For young children, creative development is the development of imaginative abilities as expressed through activities associated with the arts. This can include visual art, music, and storytelling. In some cases, development is affected by the way young minds are designed to see the world, resulting in specific patterns of play common to certain age groups.
One of the most important factors that affects creative development in early childhood is age. Children of different ages have different creative abilities and different ways of thinking about the world. For example, at a certain stage of development, children do not differentiate between the tool being used to draw and the image being drawn, so they may play with the drawing tool as though it is the object being represented. Young children also do not always understand the difference between a drawing surface and other surfaces, which is also usually a factor of age.
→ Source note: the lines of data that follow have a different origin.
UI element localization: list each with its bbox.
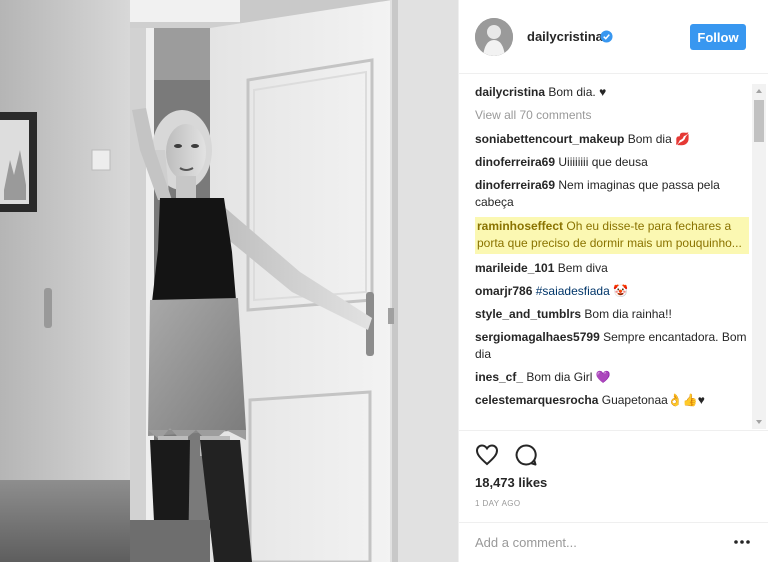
comment-icon[interactable] <box>514 443 538 467</box>
comment-text: Bom dia rainha!! <box>584 307 672 321</box>
comment: style_and_tumblrs Bom dia rainha!! <box>475 306 749 323</box>
scroll-down-arrow-icon[interactable] <box>752 415 766 429</box>
comment-username[interactable]: soniabettencourt_makeup <box>475 132 624 146</box>
comment-username[interactable]: ines_cf_ <box>475 370 523 384</box>
comment-username[interactable]: raminhoseffect <box>477 219 563 233</box>
post-timestamp[interactable]: 1 DAY AGO <box>475 499 521 508</box>
comment: dinoferreira69 Nem imaginas que passa pe… <box>475 177 749 211</box>
view-all-comments-link[interactable]: View all 70 comments <box>475 107 749 124</box>
instagram-post: dailycristina Follow dailycristina Bom d… <box>0 0 768 562</box>
caption-text: Bom dia. ♥ <box>548 85 607 99</box>
comment-username[interactable]: style_and_tumblrs <box>475 307 581 321</box>
avatar[interactable] <box>475 18 513 56</box>
comment-username[interactable]: dinoferreira69 <box>475 155 555 169</box>
comment-text: Guapetonaa👌👍♥ <box>601 393 705 407</box>
comment-username[interactable]: celestemarquesrocha <box>475 393 598 407</box>
comment-text: Uiiiiiiii que deusa <box>558 155 648 169</box>
comment-text: Bom dia Girl 💜 <box>526 370 611 384</box>
scrollbar-thumb[interactable] <box>754 100 764 142</box>
post-sidebar: dailycristina Follow dailycristina Bom d… <box>458 0 768 562</box>
comment-text: Bom dia 💋 <box>627 132 691 146</box>
comment-username[interactable]: marileide_101 <box>475 261 554 275</box>
post-actions: 18,473 likes 1 DAY AGO <box>459 430 768 523</box>
comments-list: dailycristina Bom dia. ♥ View all 70 com… <box>475 84 749 428</box>
photo-image <box>0 0 458 562</box>
post-header: dailycristina Follow <box>459 0 768 74</box>
avatar-image <box>475 18 513 56</box>
caption-username[interactable]: dailycristina <box>475 85 545 99</box>
comment: celestemarquesrocha Guapetonaa👌👍♥ <box>475 392 749 409</box>
comment: sergiomagalhaes5799 Sempre encantadora. … <box>475 329 749 363</box>
comment-hashtag[interactable]: #saiadesfiada 🤡 <box>536 284 628 298</box>
add-comment-bar <box>459 522 768 563</box>
more-options-icon[interactable] <box>733 535 751 549</box>
comment: omarjr786 #saiadesfiada 🤡 <box>475 283 749 300</box>
comments-scrollbar[interactable] <box>752 84 766 429</box>
post-photo[interactable] <box>0 0 458 562</box>
comment-highlighted: raminhoseffect Oh eu disse-te para fecha… <box>475 217 749 254</box>
comment-username[interactable]: dinoferreira69 <box>475 178 555 192</box>
caption: dailycristina Bom dia. ♥ <box>475 84 749 101</box>
header-username[interactable]: dailycristina <box>527 29 603 44</box>
comment: dinoferreira69 Uiiiiiiii que deusa <box>475 154 749 171</box>
verified-badge-icon <box>600 30 613 43</box>
comment: soniabettencourt_makeup Bom dia 💋 <box>475 131 749 148</box>
scroll-up-arrow-icon[interactable] <box>752 84 766 98</box>
heart-icon[interactable] <box>475 443 499 467</box>
comment-text: Bem diva <box>557 261 608 275</box>
comment: marileide_101 Bem diva <box>475 260 749 277</box>
comment-username[interactable]: sergiomagalhaes5799 <box>475 330 600 344</box>
likes-count[interactable]: 18,473 likes <box>475 475 547 490</box>
follow-button[interactable]: Follow <box>690 24 746 50</box>
add-comment-input[interactable] <box>475 531 725 553</box>
comment: ines_cf_ Bom dia Girl 💜 <box>475 369 749 386</box>
comment-username[interactable]: omarjr786 <box>475 284 532 298</box>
Another factor that affects creative development in early childhood is opportunity. Children who are encouraged to engage in creative play often develop more quickly in this area than children who are not. It is important to note, however, that talent and creativity are not directly related at this stage. A child who cannot accurately represent his or her ideas in drawing may be highly creative but lack coordination skills. It is also common for children to excel in different areas of creative play.
Factors affecting creative development can also include learning disabilities. Some children who have learning disabilities do not show creative development as readily as other children. In certain cases, a physical disability may be causing the appearance of a learning disability, as is the case with deaf children who do not readily learn to speak or sing.
Praise may play a large role in creative development in early childhood, as praise structures the ways in which children understand creative work. Asking children what they are trying to draw, for example, plants the seeds of actually approximating what real-world objects look like. Encouraging children to play musical instruments in certain ways can also steer results in specific directions. Adult influences can play a role in creative development, but forcing specific types of play can also prevent progress.